Posted: Oct. 15, 2013

The Best American Sports Writing 2013 by Glenn Stout J. R. Moehringer, a Pulitzer Prize–winning feature writer and the author of The Tender Bar, has selected the best in sports writing from the past year. Chosen from more than 350 national, regional, and specialty publications and, increasingly, the top sports blogs, this collection showcases those journalists who are at the top of their game.

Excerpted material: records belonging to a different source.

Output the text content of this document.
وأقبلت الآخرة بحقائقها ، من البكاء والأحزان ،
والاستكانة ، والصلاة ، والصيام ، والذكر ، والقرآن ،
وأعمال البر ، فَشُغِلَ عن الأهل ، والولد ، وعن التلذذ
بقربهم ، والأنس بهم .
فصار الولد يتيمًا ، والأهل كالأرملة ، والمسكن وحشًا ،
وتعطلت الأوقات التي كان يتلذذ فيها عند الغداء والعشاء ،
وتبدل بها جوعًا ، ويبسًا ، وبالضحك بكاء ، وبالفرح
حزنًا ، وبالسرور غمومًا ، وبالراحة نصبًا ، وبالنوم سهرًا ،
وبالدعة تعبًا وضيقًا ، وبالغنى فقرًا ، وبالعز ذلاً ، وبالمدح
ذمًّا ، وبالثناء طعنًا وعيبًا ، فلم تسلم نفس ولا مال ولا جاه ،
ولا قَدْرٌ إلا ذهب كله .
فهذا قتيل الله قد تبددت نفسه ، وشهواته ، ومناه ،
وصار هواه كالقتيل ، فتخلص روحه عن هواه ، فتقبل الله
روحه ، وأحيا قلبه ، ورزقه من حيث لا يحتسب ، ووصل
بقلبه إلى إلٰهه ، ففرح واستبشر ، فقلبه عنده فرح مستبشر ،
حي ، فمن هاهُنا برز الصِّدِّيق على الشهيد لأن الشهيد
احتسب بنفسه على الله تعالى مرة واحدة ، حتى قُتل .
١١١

This book is filled with different stories, sports stories, but each one has a human touch to it. The first one is about a bull fighter and though I am not into that. This man was gouged by the bull on the left side of his face. It severed a nerve on the left side of his face so he could not talk or eat. Almost like a stroke. His wife and children trying to keep his spirits up but nothing would help. Finally she found a doctor who was willing to try to fix the nerve. He had the surgery and as he started to get better he decided that he wanted to get into the ring one more time. Like so many don’t won’t to stop until they sat it is time. He did and then he stopped. There is other stories about a young high school athlete who collapses on the basketball court. The electric paddles they had at the school was not charged. Don’t know if they would have worked because they found a problem with his heart. I did see this story on TV but the book story went into more detail. You got to meet the people who knew him and now miss him. There are many different type of stories. Some about running, there’s one about the friend of the Angel pitcher who died in a car crash and then he loses two more friends in a car crash. They had all grown up together and played baseball in a small town now he must continue on. The last story for me was the one that I could relate with. It is about football players but the part that no one talks about joint problems and pain medication. Though I did not play pro football I am dealing with joint pain in both knees loss of cartilage where it is bone on bone. So when he was doing this story I could relate. Then you have the teams who medicate to put the player back out there. Like any job when you start to complain you are feeling like you are going to get fired or in this case cut. So you either don’t say anything or you could end up hooked on some type of pain medication. Sad but true this does happen more than is reported and I hope more stories like this come out. Overall this was a great book.